The WORLD programming language. Heavily based on REBOL, this could be good. …
Well met,
Based on REBOL http://rebol.com, a new derivative has been released for alpha testing.
Words
Objectivity
Relations
Language
Datatypes
John Niclasen, an awe inspiring developer and frequent contributor within the REBOL community, has posted code for testing the World programming language. See http://world-lang.org/ and https://github.com/Geomol/World for details (and a promise to abide by John's request to not redistribute what you find in the alpha test repositories). This is only a testing release.
World is pretty cool already. I'm a huge fan of REBOL, huge. Playing around in world is fun.
Finally, the smallest "Hello, World!" program in the known Universe:
.
Yes, it's a dot! Let's see it in action at the World prompt:
w> .
Hello, World!
My run went as follows:
[btiffin@home world]$ ./world
Loading Cortex... Done
World/Cortex 0 Copyright (c) 2009-2011 John Niclasen, NicomSoft
build: Dec 7 2011 20:42:44
w> .
Hello, World!
w>
Dot (no doubt the Forth influence), is the hello to world word. Nice.
I've always had one gripe with REBOL and it's very powerful data typed LOAD operation mixed with a human friendly PARSE dialect. Even though REBOL lexically understands over 50 datatypes, it can't represent all and any text. This means loading a book with it's potentially complex markup and things like ISBN numbers is limited to the less powerful (human expression wise) string parser.

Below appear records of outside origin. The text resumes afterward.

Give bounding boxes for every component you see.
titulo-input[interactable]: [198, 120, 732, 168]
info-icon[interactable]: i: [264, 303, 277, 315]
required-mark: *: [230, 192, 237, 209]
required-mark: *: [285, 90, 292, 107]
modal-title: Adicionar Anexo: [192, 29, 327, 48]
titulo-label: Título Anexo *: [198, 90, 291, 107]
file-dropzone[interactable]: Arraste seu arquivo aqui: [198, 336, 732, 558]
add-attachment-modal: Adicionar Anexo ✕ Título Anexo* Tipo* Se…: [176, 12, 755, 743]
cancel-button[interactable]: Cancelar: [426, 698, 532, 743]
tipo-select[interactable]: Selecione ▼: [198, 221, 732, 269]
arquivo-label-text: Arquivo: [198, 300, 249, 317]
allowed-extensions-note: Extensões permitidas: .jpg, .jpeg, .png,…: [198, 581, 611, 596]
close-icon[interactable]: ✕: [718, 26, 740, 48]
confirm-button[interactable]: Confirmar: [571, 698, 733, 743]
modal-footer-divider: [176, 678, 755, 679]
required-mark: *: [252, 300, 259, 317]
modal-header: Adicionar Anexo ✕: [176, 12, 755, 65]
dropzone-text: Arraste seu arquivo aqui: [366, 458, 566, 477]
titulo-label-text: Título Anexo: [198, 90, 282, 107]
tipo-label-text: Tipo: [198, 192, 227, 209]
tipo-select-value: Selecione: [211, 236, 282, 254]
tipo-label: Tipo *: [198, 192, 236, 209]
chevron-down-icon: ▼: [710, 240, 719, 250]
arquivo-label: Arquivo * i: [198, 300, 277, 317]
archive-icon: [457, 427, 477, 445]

World gets around that limitation by supporting a KWATZ! datatype. I might have called it text! and may pester John for a name change before World hits a 1.0 reference implementation (or until I find out what KWATZ means), but KWATZ allows operations like
The KWATZ! datatype is used for values, which are not
recognized as being of any known datatype.
This can be utilized for example in dealing with UTM Coordinates.
LOAD can load anything:
w> block: load "17T 630084 4833438"
== [#{313754} 630084 4833438]
w> type? block/1
== KWATZ!
w> to string! block/1
== "17T"
w> type? block/2
== integer!
So it's easier to make dialects, that for example can deal with
numbers with units, like:
w> Earth: load "radius: 6,371.0km mass: 5.9736e24kg"
== [radius: #{362C3337312E306B6D} mass: #{352E393733366532346B67}]
w> type? earth/1
== set-word!
w> type? earth/2
== KWATZ!
w> parse Earth [some [set w set-word! set k kwatz! (print [w form k])]]
radius 6,371.0km
mass 5.9736e24kg
== true
The KWATZ! datatype works much like the binary! datatype and can be
converted to e.g. binary! or string! for further parsing.
So now we live with the potential of VERY powerful analytic expressions in a very high level, human friendly interpreter. I'm excited, hopeful and plan on pushing World with as much rah-rah-bisboom-bah as I can muster.
Think of KWATZ as junk data, that is datatyped. Not junk really, stuff, human text and all that implies.
I'm impressed and plan on following the development of World with a close and interested eye.
For those that have read other posts, World may not really be for banking or any app that can't risk junk, when COBOL is right here and accessible now. World may shine in linguistic research, stats, and the wide range of the humanities.